Le principal artisan du rebond se trouve du côté du commerce extérieur. Sa contribution à la croissance est devenue nettement positive, à hauteur de 0,6 point, après avoir amputé l’activité de 0,8 point au premier trimestre. Les exportations ont rebondi avec force, de 2,6 % après une chute de 3,1 %, une progression bien supérieure à celle des importations, limitées à 0,8 %. Ce redressement des ventes à l’étranger a plus que compensé la faiblesse de l’investissement domestique.
Ce dynamisme des échanges a néanmoins été en partie neutralisé par les stocks. Les variations de stocks ont pesé négativement sur l’évolution du PIB, à hauteur de 0,6 point, alors qu’elles l’avaient soutenu de 0,9 point au trimestre précédent. Ce mouvement de balancier reste habituel. En effet, quand les entreprises puisent dans leurs réserves plutôt que de produire, le mécanisme retire de la croissance mesurée sans traduire pour autant un affaiblissement de la demande adressée aux entreprises.
Du côté de la production, l’ensemble des biens et services s’est redressé au deuxième trimestre 2026, avec une hausse de 0,3 % après une stabilité au premier trimestre. Les services marchands ont mené la reprise. Leur production a accéléré de 0,6 % après 0,1 %, tirée notamment par les transports, les services aux entreprises et les services aux ménages. Les activités d’information et de communication ont, elles aussi, contribué à ce mouvement.
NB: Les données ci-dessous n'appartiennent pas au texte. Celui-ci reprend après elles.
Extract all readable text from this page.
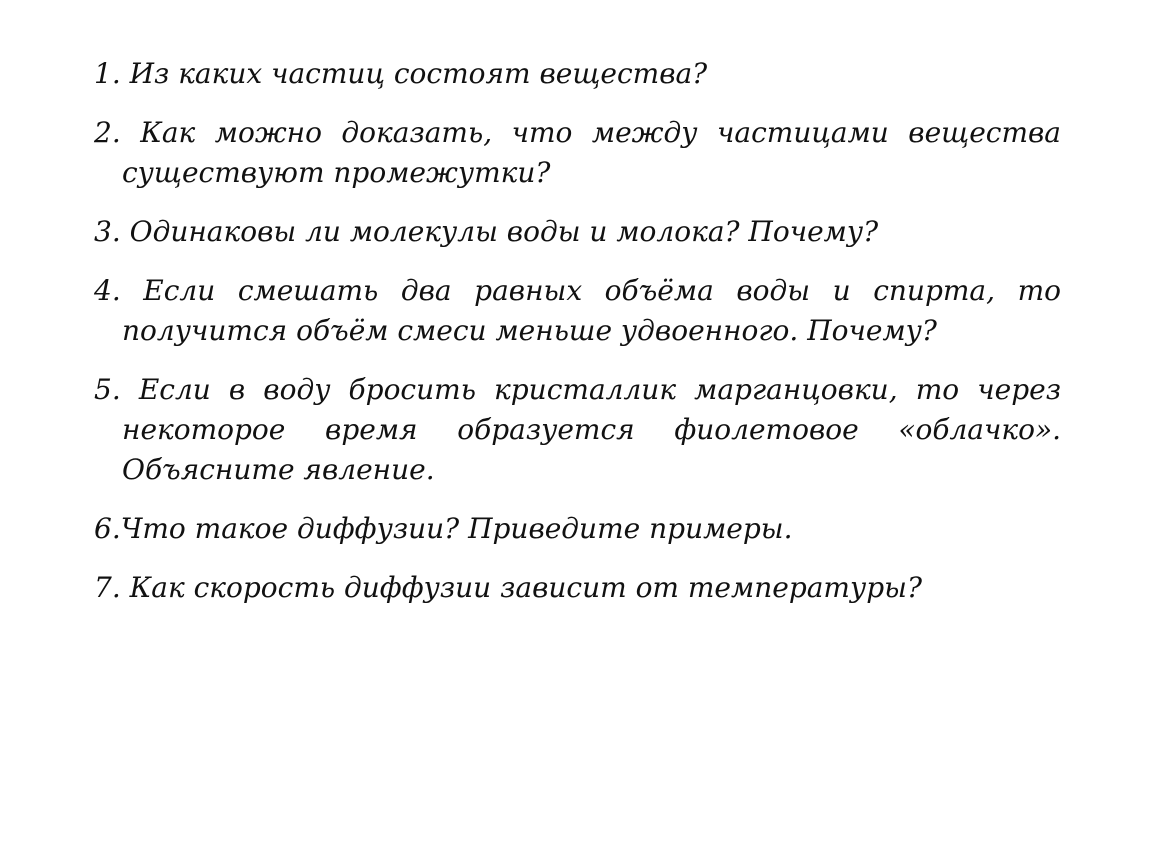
1. Из каких частиц состоят вещества?
2. Как можно доказать, что между частицами вещества существуют промежутки?
3. Одинаковы ли молекулы воды и молока? Почему?
4. Если смешать два равных объёма воды и спирта, то получится объём смеси меньше удвоенного. Почему?
5. Если в воду бросить кристаллик марганцовки, то через некоторое время образуется фиолетовое «облачко». Объясните явление.
6.Что такое диффузии? Приведите примеры.
7. Как скорость диффузии зависит от температуры?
En revanche, l’hébergement, la restauration et le commerce se sont montrés moins allants sur la période.
L’industrie manufacturière a, elle, marqué le pas. Sa production n’a augmenté que de 0,1 %, après 0,5 % au trimestre précédent. Au sein des matériels de transport, l’aéronautique est restée bien orientée et a continué de tirer la branche vers le haut, tandis que la production automobile a reculé pour le quatrième trimestre consécutif. La production de produits pétroliers raffinés s’est repliée, freinée par l’arrêt d’une raffinerie pour maintenance. La construction, enfin, a continué de se contracter, de 0,5 %, pénalisée par les travaux publics, même si son recul s’est nettement atténué par rapport au début d’année.
À mi-année, ces résultats dessinent une trajectoire prudente. La croissance déjà acquise pour 2026 atteint 0,5 %, c’est-à-dire le niveau qui serait mécaniquement atteint si l’activité restait stable au cours des deux prochains trimestres. Après une année 2025 conclue sur une progression de 0,9 %, l’économie française avance donc à un rythme réduit. Ce chiffre reste toutefois provisoire. Le rebond du deuxième trimestre 2026 demeure une première estimation, établie à partir des données disponibles à la fin du trimestre et appelée à être révisée à mesure que l’Insee intégrera des informations plus complètes. Il n’en marque pas moins un premier signal encourageant pour les mois à venir.